Usually you want to do that with top cropping strains, not sure S-05 qualifies. I'm pretty sure it should work anyway as long as you time it before the yeast starts to slow down. But that technique is much more usual with English and Belgian strains, so YMMV.
 
Gabe
Agreed but I like my wheats with a real clean yeast. I don't really care for heavy banana flavors. And I know the yeast is what makes it a hef. But for simplicity I still call it a hef :)

How much would I need to skim to have a good amount to use to ferment another 5 gals?
 
Yes, but you can't make hefeweizen with 05.

I was thinking the same thing. You could make a tasty wheat beer, but it won't have the right ester/phenol profile by any definition. I don't care what certain unnamed lackluster craft brewers call their lackluster wheat beers, they're not Hefeweizens.
 
How much would I need to skim to have a good amount to use to ferment another 5 gals?

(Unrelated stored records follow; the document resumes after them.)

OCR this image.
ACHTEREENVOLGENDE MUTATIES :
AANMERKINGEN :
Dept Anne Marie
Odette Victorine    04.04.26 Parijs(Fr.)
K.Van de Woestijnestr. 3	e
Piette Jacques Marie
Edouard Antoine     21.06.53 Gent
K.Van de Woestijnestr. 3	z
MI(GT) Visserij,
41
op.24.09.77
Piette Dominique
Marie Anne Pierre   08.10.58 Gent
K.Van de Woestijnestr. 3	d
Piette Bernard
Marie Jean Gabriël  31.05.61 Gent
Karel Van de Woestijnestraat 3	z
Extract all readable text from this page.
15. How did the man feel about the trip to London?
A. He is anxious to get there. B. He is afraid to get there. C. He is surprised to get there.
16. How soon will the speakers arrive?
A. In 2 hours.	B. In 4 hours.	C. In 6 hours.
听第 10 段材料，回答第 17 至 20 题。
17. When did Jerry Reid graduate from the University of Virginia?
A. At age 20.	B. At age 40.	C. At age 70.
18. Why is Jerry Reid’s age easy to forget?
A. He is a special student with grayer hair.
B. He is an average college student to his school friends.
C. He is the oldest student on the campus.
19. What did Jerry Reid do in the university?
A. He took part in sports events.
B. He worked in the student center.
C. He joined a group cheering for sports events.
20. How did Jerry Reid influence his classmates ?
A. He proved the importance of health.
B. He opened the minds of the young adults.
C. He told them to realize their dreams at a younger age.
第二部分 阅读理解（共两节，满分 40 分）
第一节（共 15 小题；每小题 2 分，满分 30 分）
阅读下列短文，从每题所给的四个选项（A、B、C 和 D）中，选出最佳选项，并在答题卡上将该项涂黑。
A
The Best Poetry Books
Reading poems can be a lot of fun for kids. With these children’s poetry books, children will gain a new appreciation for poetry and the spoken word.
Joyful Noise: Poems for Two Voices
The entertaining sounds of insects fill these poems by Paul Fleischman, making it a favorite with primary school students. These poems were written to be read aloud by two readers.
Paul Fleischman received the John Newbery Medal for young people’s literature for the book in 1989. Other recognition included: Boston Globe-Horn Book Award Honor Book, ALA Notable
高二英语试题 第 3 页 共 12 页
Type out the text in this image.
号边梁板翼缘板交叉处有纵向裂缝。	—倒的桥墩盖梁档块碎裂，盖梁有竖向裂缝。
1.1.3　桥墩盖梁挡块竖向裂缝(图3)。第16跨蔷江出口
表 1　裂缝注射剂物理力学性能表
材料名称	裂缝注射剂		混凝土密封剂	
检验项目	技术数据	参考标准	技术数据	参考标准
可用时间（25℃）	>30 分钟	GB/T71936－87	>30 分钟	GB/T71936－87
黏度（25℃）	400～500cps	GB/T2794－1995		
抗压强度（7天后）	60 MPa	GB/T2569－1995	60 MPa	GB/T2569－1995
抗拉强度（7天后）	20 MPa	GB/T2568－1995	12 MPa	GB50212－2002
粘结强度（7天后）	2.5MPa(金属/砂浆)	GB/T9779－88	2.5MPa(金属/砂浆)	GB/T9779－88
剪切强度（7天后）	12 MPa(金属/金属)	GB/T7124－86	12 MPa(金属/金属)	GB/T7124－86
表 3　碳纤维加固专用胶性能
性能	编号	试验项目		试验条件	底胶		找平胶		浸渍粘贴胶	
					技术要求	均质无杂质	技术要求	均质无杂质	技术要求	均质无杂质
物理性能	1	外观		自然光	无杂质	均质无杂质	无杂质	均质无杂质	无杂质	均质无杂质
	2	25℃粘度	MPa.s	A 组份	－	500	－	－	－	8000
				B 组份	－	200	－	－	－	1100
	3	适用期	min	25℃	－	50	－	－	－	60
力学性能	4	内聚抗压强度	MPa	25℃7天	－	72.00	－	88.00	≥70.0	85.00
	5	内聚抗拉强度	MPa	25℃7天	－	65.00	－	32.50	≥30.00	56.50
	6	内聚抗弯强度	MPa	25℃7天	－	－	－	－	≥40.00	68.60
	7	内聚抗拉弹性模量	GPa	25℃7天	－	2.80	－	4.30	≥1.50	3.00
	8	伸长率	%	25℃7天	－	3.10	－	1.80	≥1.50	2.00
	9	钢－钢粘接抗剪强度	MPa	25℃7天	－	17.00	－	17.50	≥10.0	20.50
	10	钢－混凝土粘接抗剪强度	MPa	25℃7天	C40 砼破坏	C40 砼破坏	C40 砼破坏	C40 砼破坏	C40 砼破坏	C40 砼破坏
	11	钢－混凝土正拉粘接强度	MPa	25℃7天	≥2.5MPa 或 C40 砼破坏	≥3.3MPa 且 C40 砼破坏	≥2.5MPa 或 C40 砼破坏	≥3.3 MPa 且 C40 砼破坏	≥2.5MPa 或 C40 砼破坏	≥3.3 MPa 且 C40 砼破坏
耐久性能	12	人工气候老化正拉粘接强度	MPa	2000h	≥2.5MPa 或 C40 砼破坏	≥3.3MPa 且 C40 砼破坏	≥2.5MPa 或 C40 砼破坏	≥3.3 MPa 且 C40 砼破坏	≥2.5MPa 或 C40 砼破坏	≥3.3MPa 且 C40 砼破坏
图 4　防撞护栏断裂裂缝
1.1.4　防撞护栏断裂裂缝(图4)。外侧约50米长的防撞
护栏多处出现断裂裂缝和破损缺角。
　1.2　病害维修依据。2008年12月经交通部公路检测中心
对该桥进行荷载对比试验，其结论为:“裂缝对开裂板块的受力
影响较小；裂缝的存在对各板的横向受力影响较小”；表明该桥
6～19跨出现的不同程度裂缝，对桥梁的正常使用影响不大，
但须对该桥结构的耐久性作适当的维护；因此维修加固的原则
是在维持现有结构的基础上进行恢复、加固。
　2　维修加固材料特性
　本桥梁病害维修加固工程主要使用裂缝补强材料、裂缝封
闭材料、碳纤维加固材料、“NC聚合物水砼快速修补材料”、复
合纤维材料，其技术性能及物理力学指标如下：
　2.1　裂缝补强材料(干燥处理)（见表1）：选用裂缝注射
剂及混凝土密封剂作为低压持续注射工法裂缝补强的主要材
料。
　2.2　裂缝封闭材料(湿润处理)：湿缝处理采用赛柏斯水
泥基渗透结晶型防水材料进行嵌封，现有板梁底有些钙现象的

I do 11.5 gallon batches and the APA I skimmed was at about FG so I skimmed all I could

which was not all about a quart measuring cup almost full but that was not settled, it was still fluffy

the porter took of in a couple of hours

S_M
 
I was thinking the same thing. You could make a tasty wheat beer, but it won't have the right ester/phenol profile by any definition. I don't care what certain unnamed lackluster craft brewers call their lackluster wheat beers, they're not Hefeweizens.

I agree. It has to have yeast with low floc and like 15 IBU's +/- a few. If it doesn't have both, I consider it American Wheat brewed out of style, which is fine.
 
I agree. It has to have yeast with low floc and like 15 IBU's +/- a few. If it doesn't have both, I consider it American Wheat brewed out of style, which is fine.

I don't care about the flocculation as much as the ester/phenol profile. IBUs matter, but again that's not mainly what I'm after.

My thing is the ester profile. If it doesn't have a noticeable banana and/or clove character (preferably both), it is NOT a Hefeweizen. American Wheats are usually much cleaner beers.